Duolun Culture is Street is a pedestrian road closed off to traffic (except scooters and bicycles), featuring restored colonial era buildings, that we explored this past Thursday. Located in the Hongkou neighborhood, the street was wholly devoid of crowds. Despite the history behind the street, it’s not a major tourist attraction. Which is a shame because I think it’s quite a little gem.
There are places here where writers and artists used to gather in the 1930’s. There are several bronze statues commemorating the circle of writers led by Lu Xun, placed in front of buildings along the street, including this one that Henry was curious to touch.
One exception is Uchiyama Kanzo, who was the owner of the Neishan book store and a close friend of Lu Xun.
The shops sell jade, jewelry (pearls), and antiques. I didn’t get the chance to explore the shops since they aren’t the most appealing places to kids.
Well, cars aren’t supposed to be on the street, but exceptions are apparently made. Note the laundry hanging out to dry. This is still a residential area.
There was a frieze along one section of the street featuring the writers with intricate carvings.

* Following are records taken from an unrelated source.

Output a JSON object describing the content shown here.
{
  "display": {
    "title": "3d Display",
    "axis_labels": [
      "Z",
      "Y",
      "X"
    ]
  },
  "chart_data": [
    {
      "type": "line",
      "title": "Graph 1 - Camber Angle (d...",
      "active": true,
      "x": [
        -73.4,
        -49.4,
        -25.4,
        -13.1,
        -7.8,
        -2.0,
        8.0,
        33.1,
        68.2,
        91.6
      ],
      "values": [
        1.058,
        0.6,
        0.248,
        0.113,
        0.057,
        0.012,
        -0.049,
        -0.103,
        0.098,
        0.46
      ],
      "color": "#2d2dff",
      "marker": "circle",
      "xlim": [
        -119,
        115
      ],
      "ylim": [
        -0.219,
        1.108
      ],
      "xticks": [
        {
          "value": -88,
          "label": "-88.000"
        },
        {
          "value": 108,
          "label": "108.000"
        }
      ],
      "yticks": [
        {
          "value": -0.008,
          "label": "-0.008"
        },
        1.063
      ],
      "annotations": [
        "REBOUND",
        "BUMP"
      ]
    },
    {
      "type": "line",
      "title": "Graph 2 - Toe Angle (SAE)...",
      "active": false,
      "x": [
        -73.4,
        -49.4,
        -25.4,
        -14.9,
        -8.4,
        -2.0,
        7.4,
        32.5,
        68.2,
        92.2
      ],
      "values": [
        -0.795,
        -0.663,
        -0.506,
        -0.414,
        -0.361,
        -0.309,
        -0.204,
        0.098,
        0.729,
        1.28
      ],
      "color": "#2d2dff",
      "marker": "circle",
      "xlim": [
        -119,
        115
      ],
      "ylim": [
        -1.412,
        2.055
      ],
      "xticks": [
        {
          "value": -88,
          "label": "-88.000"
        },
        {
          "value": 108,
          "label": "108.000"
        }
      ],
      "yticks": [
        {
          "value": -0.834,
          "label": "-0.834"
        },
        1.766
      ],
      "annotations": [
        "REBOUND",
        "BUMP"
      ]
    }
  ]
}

The kids loved touching it.
Near the old Neishan bookstore is Hang-de Tang Church, the only church in Shanghai with traditional Chinese architectural elements.

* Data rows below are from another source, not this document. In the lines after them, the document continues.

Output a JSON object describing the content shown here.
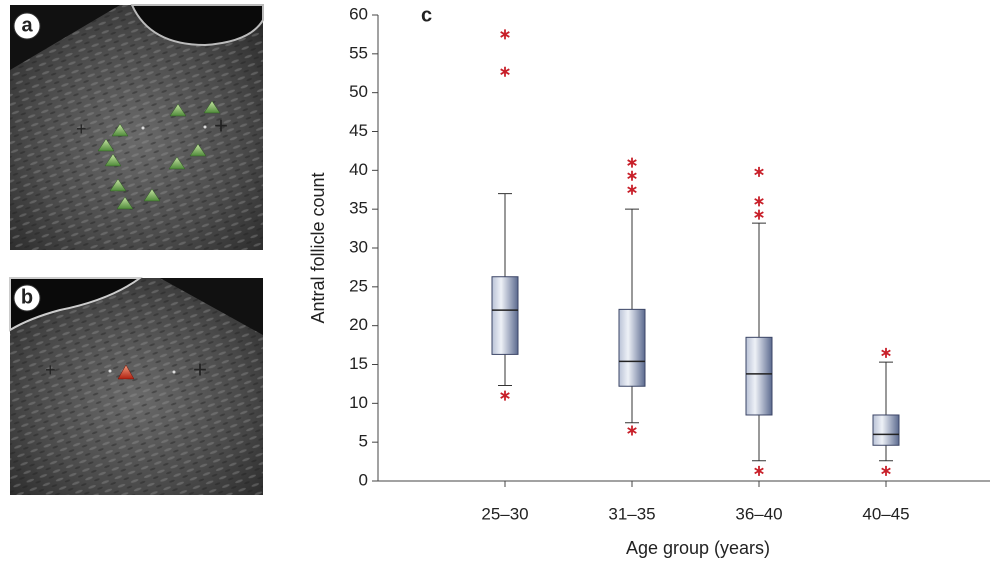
{
  "panel_labels": [
    "a",
    "b"
  ],
  "chart_data": {
    "type": "box",
    "panel_label": "c",
    "x_label": "Age group (years)",
    "y_label": "Antral follicle count",
    "categories": [
      "25–30",
      "31–35",
      "36–40",
      "40–45"
    ],
    "boxes": [
      {
        "whisker_low": 12.3,
        "q1": 16.3,
        "median": 22,
        "q3": 26.3,
        "whisker_high": 37,
        "outliers": [
          11,
          52.7,
          57.5
        ]
      },
      {
        "whisker_low": 7.5,
        "q1": 12.2,
        "median": 15.4,
        "q3": 22.1,
        "whisker_high": 35,
        "outliers": [
          6.5,
          37.5,
          39.3,
          41
        ]
      },
      {
        "whisker_low": 2.6,
        "q1": 8.5,
        "median": 13.8,
        "q3": 18.5,
        "whisker_high": 33.2,
        "outliers": [
          1.3,
          34.3,
          36,
          39.8
        ]
      },
      {
        "whisker_low": 2.6,
        "q1": 4.6,
        "median": 6,
        "q3": 8.5,
        "whisker_high": 15.3,
        "outliers": [
          1.3,
          16.5
        ]
      }
    ],
    "box_color": "#7d8cae",
    "outlier_color": "#c8202a",
    "ylim": [
      0,
      60
    ],
    "yticks": [
      0,
      5,
      10,
      15,
      20,
      25,
      30,
      35,
      40,
      45,
      50,
      55,
      60
    ]
  }
}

The church was built in 1928.
At the southern end of the street is the Duolun Museum of Modern Art.
Henry and I were curious to see inside the gallery, but Henry didn’t find the art too interesting, and was disappointed that the exhibit was confined to only two large floors. It was free for us to enter. The gallery is currently hosting a solo exhibition of works by Chinese Artist Wang Shuping called, “Rebuild the Paradise.” I can’t say anything gripped me very strongly but I found Wang’s art interesting and I’d be curious to see her other works. Here’s a sampling.
Notice the locks on various parts of clothing and the horn-like hair style.
A performance piece that I couldn’t experience was called “G20,” named after the G20 meeting between economic powers. There was a film showing it, though, narrated in Chinese. It showed a long U-shaped table with 20 seats and 20 microphones. Instead of the usual group of men and Angela Merkel, in each place was a Chinese woman in a suit. (The actual table and props shown in the film were there in the hall.) Clearly a commentary on the lack of women and Asian women at the table.
We didn’t do much after that, other than lunch, as we were all still fatigued from the previous night’s trip to Din Tai Fung for those delicious, paper-thin, Soup Dumplings. A casual walk down a quiet street and through an art gallery was enough for the day.